La plas­tic­ité cérébrale est représen­tée de façon spec­tac­u­laire par les phénomènes com­pen­satoires tel celui du cor­tex audi­tif de sourds, qui se met à répon­dre aux mou­ve­ments des lèvres, et, dans le cas de lan­gage signé, aux mou­ve­ments des doigts. Cette plas­tic­ité vic­ari­ante pour­rait expli­quer le développe­ment. En par­ti­c­uli­er, le réseau neu­ronal miroir allie la per­méa­bil­ité aux actions des autres et l’in­flu­ence de répéti­tion d’observations.

Perception et action 

Cer­taines études sug­gèrent qu’un sys­tème de cou­plage entre per­cep­tion et action pour­rait se dévelop­per gradu­elle­ment durant la péri­ode foetale sur la base d’ex­po­si­tions répétées à des stim­uli et d’as­so­ci­a­tions entre événements.

Rythme cérébral
L’ac­tiv­ité cérébrale donne nais­sance à des ondes élec­tro­mag­né­tiques de faible ampli­tude, de l’or­dre du micro­volt. Par­mi celles-ci, le rythme ” mu ” car­ac­térise des ban­des de fréquences com­pris­es entre 7 et 13 hertz. On a observé que ce rythme se bloque non seule­ment lorsqu’un indi­vidu est en mou­ve­ment, mais aus­si lorsqu’il observe un autre indi­vidu en mouvement.

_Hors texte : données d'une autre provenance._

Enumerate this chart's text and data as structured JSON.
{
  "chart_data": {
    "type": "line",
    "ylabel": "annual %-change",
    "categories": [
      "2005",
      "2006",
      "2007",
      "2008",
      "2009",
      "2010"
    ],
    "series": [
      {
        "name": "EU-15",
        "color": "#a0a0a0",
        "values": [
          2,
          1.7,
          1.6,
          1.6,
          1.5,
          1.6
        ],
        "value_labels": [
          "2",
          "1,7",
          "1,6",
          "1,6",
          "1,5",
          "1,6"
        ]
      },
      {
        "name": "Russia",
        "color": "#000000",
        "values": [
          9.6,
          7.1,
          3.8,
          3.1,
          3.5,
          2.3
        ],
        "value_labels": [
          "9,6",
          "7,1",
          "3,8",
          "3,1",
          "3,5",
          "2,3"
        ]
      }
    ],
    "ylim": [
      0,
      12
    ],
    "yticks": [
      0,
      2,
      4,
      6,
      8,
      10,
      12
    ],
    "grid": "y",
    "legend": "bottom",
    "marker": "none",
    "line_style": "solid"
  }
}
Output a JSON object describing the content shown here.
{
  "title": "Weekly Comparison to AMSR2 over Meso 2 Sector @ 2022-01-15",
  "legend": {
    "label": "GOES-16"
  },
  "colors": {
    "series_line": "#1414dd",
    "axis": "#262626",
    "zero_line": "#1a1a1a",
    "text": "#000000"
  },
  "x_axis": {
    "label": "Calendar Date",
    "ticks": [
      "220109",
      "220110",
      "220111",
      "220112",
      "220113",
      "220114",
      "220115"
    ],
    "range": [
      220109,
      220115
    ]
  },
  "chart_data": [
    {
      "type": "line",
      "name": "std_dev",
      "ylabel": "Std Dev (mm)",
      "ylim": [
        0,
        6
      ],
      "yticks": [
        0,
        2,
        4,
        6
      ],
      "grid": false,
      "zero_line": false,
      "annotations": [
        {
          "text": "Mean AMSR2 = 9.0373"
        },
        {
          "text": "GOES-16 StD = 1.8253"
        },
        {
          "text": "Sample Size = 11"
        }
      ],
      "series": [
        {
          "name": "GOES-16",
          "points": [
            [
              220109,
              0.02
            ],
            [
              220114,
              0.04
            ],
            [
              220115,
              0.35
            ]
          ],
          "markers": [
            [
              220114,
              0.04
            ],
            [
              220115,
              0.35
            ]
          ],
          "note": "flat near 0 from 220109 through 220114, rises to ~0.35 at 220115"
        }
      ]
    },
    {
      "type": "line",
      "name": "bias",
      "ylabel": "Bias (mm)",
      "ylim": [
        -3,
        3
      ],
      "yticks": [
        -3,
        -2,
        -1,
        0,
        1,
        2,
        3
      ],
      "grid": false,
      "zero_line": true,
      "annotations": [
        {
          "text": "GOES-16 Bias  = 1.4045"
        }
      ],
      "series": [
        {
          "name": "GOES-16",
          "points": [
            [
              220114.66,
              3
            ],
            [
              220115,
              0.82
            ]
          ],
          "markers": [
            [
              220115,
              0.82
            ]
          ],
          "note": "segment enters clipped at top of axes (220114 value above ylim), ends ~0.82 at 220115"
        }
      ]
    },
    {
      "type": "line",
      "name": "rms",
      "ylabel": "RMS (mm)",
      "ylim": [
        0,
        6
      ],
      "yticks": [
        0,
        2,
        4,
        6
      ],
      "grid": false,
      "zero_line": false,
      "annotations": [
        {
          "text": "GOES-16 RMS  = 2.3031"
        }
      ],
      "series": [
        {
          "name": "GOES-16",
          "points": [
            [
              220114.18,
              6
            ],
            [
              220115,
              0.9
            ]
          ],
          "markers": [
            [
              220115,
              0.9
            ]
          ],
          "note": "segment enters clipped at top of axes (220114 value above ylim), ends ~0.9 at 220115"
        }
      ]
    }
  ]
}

L’ac­tiv­ité EEG (élec­tro-encéphalo­graphique) d’un enfant de 36 mois regar­dant quelqu’un dessin­er ou dessi­nant lui-même s’est man­i­festée de façon sim­i­laire dans ces deux cas, révélant un cou­plage per­cep­tion-action ana­logue à celui de l’adulte. Un groupe de 15 enfants de 52 à 133 mois a mon­tré, comme c’est le cas chez les adultes, une décrois­sance d’am­pli­tude du ” rythme mu ” à la fois durant l’exé­cu­tion et l’ob­ser­va­tion de mou­ve­ments de préhen­sion. L’ab­sence de mod­u­la­tion du phénomène par l’âge sug­gère l’hy­pothèse d’un mécan­isme de cou­plage per­cep­tion-action pré­co­ce­ment établi de façon stable.

Dynamique d’évolution

Ces recherch­es nous don­nent un avant-goût appéti­tif des rap­ports entre neu­ro­sciences et développe­ment. Pour­tant, si l’on y regarde de près, les recherch­es actuelles se cen­trent surtout sur l’ob­jec­tif de retrou­ver le plus tôt pos­si­ble des mécan­ismes recon­nus chez l’adulte, pour en cern­er les traces précoces.

Les con­nex­ions sont les indices de la flex­i­bil­ité cérébrale

Mal­gré la plas­tic­ité recon­nue de l’ac­tiv­ité cérébrale, l’op­tion majori­taire reste celle d’un mod­èle linéaire, et peu de place est encore don­née à la ques­tion majeure de savoir ce qui se développe et change, dans l’ac­tiv­ité cérébrale, au cours du développe­ment. Ce n’est pas le nom­bre de neu­rones, con­stant de la nais­sance à l’âge adulte, ce sont les con­nex­ions, indices de la flex­i­bil­ité cérébrale. Cette ques­tion pas­sion­nante reste un pointil­lé que les tech­niques de spec­tro­scopie infrarouge aisé­ment util­is­ables chez le bébé vont sans nul doute trans­former en un clair dessin dynamique : c’est en tout cas l’e­spoir des développementalistes.

Spec­tro­scopie infrarouge
Les neu­ro­sciences font large­ment appel aux tech­niques de spec­tro­scopie infrarouge, en par­ti­c­uli­er dans le proche infrarouge. Elles per­me­t­tent de suiv­re indi­recte­ment l’ac­tiv­ité des divers­es zones du cerveau à tra­vers les réac­tions phys­i­ologiques nées de cette activité.